Islam spread to lands more distant than North Africa and the Fertile Crescent, but it was in this area that a common Arab culture emerged.
To be Arab, then as now, was not to come from a particular race or lineage. To be Arab, like American, was (and is) a civilization and a cultural trait rather than a racial mark. To be Arab meant to be from the Arabic-speaking world — a world of common traditions, customs and value — shaped by a single and unifying language.
The Arab civilization brought together Muslims, Christians and Jews. It unified Arabians, Africans, Berbers, Egyptians, and the descendants of the Phoenicians, Canaanites, and many other people. This great “melting pot” was not without tensions, to be sure, but it was precisely the tension of this mixing and meeting of peoples that produced the vibrant and dynamic new civilization, the remarkable advances of which we outline in this ADC Issues.

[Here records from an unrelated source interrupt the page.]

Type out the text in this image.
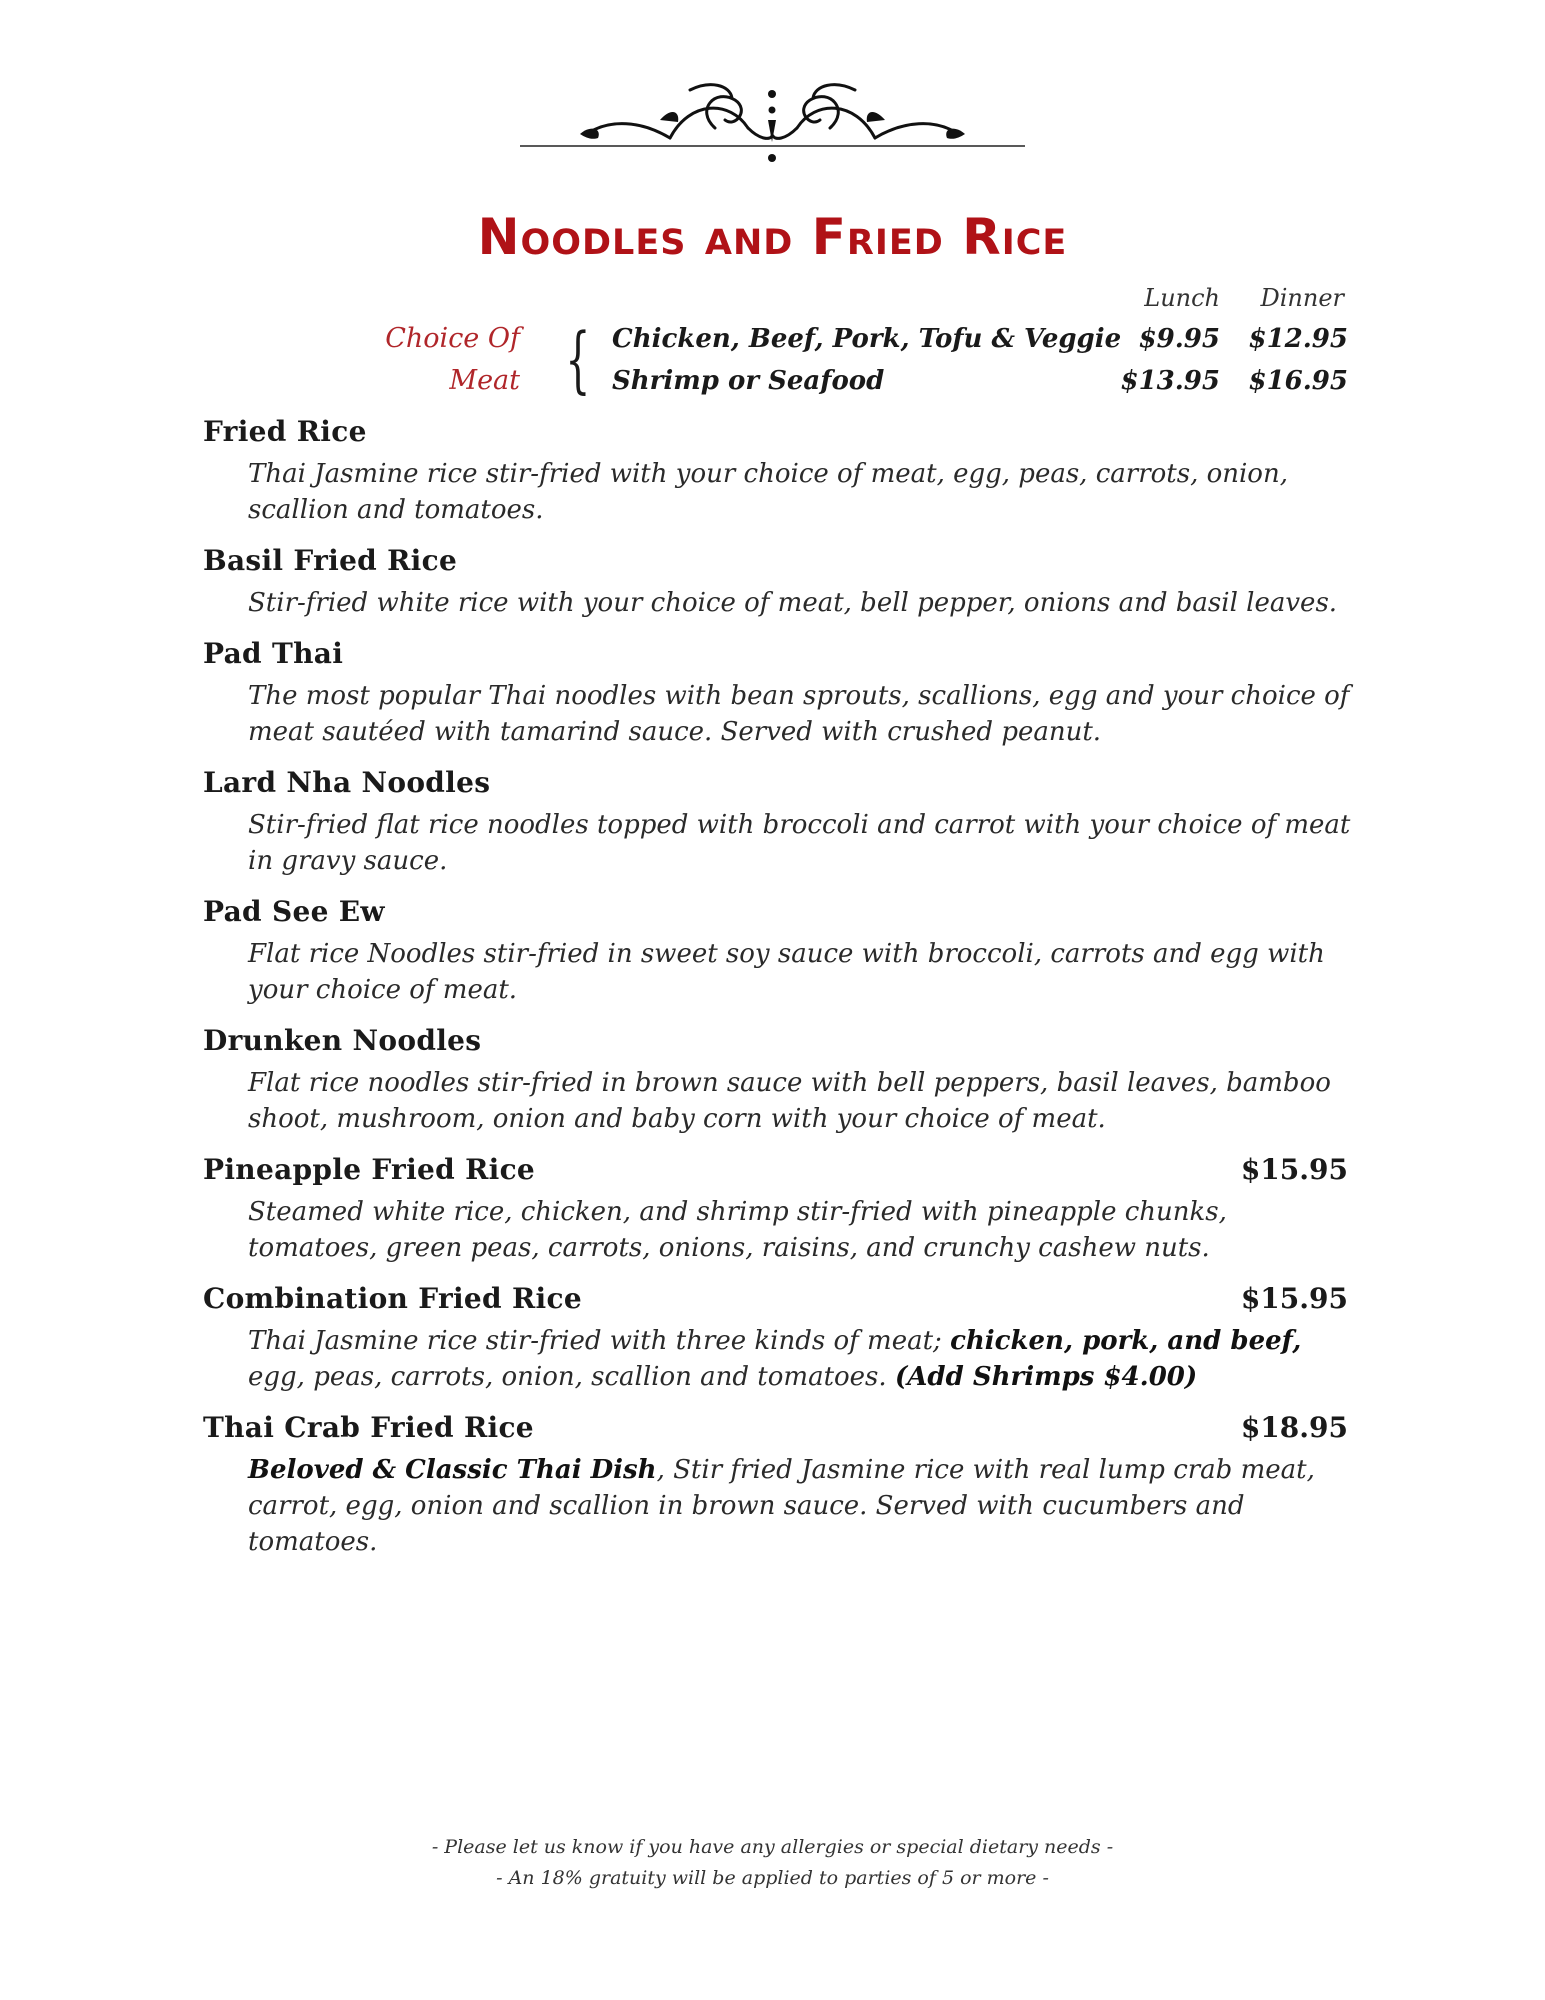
Noodles and Fried Rice
Lunch	Dinner
Choice Of
Meat { Chicken, Beef, Pork, Tofu & Veggie $9.95 $12.95
Shrimp or Seafood	$13.95 $16.95
Fried Rice
Thai Jasmine rice stir-fried with your choice of meat, egg, peas, carrots, onion, scallion and tomatoes.
Basil Fried Rice
Stir-fried white rice with your choice of meat, bell pepper, onions and basil leaves.
Pad Thai
The most popular Thai noodles with bean sprouts, scallions, egg and your choice of meat sautéed with tamarind sauce. Served with crushed peanut.
Lard Nha Noodles
Stir-fried flat rice noodles topped with broccoli and carrot with your choice of meat in gravy sauce.
Pad See Ew
Flat rice Noodles stir-fried in sweet soy sauce with broccoli, carrots and egg with your choice of meat.
Drunken Noodles
Flat rice noodles stir-fried in brown sauce with bell peppers, basil leaves, bamboo shoot, mushroom, onion and baby corn with your choice of meat.
Pineapple Fried Rice	$15.95
Steamed white rice, chicken, and shrimp stir-fried with pineapple chunks, tomatoes, green peas, carrots, onions, raisins, and crunchy cashew nuts.
Combination Fried Rice	$15.95
Thai Jasmine rice stir-fried with three kinds of meat; chicken, pork, and beef, egg, peas, carrots, onion, scallion and tomatoes. (Add Shrimps $4.00)
Thai Crab Fried Rice	$18.95
Beloved & Classic Thai Dish, Stir fried Jasmine rice with real lump crab meat, carrot, egg, onion and scallion in brown sauce. Served with cucumbers and tomatoes.
- Please let us know if you have any allergies or special dietary needs -
- An 18% gratuity will be applied to parties of 5 or more -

ARAB CONTRIBUTIONS TO CIVILIZATION
The years between the seventh and thirteenth centuries mark a period in history when culture and learning flourished in North Africa, Asia, Southern Europe, and the Middle East. When one sets aside the vagaries of politics, intrigue, mistrust, and suspicion which have plagues Man‘s history, one finds that the Arab world continue to spin out the thread of earliest recorded civilization. It enhanced and developed the arts and sciences and preserved the libraries of the early centuries of the Greek, Roman, and Byzantine cultures. Indeed, during the Dark Ages of Europe, much learning was preserved for the world through the Arab libraries in the universities of Morocco (Fez), Mali (Timbuktu) and Egypt (al-Azhar). From this period of Arab influence, new words such as orange, sugar, coffee, sofa, satin, and algebra filtered into the languages of Europe and eventually into our own. New discoveries were made in the sciences and arts which improved the life and condition of Man, and thousands of Arab contributions have become an integral part of human civilization.